= Charles Houdret =

Canadian conductor, cellist, radio producer and composer (1905 - 1965)

Charles Houdret (6 July 1905 – 1965) was a Canadian conductor, cellist, radio producer, and composer. He began his career in Belgium and was highly active as a conductor throughout Europe during the 1940s. In 1952 he immigrated to Canada where he ultimately became a naturalized citizen. He was active as a radio producer, cellist, and conductor in Canada up through 1964, after which nothing is known about his whereabouts or activities.

==Early life and career in Europe==
Born in Liège, Belgium, Charles Houdret was trained at the Royal Conservatory of Liège where he was a pupil of Sylvain Dupuis in music composition. He also studied in Paris with André Hekking (cello), in Vienna with Felix Weingartner (conducting), and in Brussels with Eugène Ysaÿe (chamber music). Through Ysaÿe he was introduced to Albert I of Belgium and Elisabeth of Bavaria. Impressed with Houdret, the two monarchs appointed him to the post of director of the royal chapel orchestra. With this ensemble, he notably conducted Franz Schubert Symphony No. 5 in B flat major in a 1942 recording on the His Master's Voice music label. He spent the 1940s conducting this orchestra and others in concerts throughout Europe. During the Second World War he was jailed for embezzlement as he sold pianos and other orchestral material which did not belong to him.

==Life and career in Canada==
In 1952 Houdret immigrated to Canada, initially to work as a conductor at the Montreal Festivals (MF). He made his first conducting appearance in Canada at the MF leading a performance of René Fauchois's play Beethoven which contained incidental music. Shortly thereafter he was appointed music director of CKVL-FM in Montreal and was appointed by Wilfrid Pelletier to the faculty of the Conservatoire de musique du Québec à Montréal (CMQM). He notably conducted the CMQM's orchestra in performances of Handel's Concerto Grosso No. 10 and a string orchestra arrangement of Corelli's Trio Sonatawith the CMQM's orchestra for a 1955 recording made for Radio Canada International.
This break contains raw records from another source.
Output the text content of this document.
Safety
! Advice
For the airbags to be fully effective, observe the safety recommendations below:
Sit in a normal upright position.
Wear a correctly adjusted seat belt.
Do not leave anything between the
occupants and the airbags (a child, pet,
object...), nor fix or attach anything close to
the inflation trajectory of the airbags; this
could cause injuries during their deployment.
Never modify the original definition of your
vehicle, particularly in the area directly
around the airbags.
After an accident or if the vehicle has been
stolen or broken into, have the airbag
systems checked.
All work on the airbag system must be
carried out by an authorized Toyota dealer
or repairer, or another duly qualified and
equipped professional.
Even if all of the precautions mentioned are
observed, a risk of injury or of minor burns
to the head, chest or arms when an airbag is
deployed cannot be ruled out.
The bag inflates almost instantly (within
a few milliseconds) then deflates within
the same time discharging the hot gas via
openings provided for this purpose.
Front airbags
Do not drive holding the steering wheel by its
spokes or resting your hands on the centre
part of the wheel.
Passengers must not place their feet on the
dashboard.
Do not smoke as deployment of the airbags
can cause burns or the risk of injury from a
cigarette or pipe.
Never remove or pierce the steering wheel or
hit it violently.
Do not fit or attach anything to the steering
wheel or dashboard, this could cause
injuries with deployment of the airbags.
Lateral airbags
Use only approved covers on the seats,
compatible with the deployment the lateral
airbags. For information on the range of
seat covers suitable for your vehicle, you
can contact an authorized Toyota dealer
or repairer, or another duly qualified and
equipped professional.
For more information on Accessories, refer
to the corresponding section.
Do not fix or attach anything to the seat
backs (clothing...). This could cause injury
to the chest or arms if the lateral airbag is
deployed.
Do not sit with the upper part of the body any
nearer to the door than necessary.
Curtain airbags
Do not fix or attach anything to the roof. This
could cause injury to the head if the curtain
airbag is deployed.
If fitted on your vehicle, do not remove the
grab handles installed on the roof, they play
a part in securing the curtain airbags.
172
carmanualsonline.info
He eventually was appointed director of the group from 1960 to 1964, during which time he led the orchestra in the world premiere of André Prévost's Poème de l'infini.

Houdret was highly active as a guest conductor in Canada during the 1950s and early 1960s. He notably led five performances of Richard Wagner's Parsifal at the Palais du Commerce in April 1954, a work which had not been mounted in Canada since its national premiere in 1905. He appeared as a guest conductor with the CBC Symphony Orchestra 10 times between 1954 and 1964, notably conducting the group in the world premieres of Claude Champagne's Altitude and Robert Turner's Opening Night in 1960. For CBC Radio, he conducted the world premiere of Humphrey Searle's The Diary of a Madman in 1959.
Houdret also appeared as a cellist in recitals and concerts throughout his career, although he primarily focused on his work as a conductor. He notably recorded six of Luigi Boccherini's cello sonatas with pianist Monique Marcil in 1963. In August of that same year he had an instrumental role in establishing the first Montreal International Music Competition. After 1964 nothing of his life is known.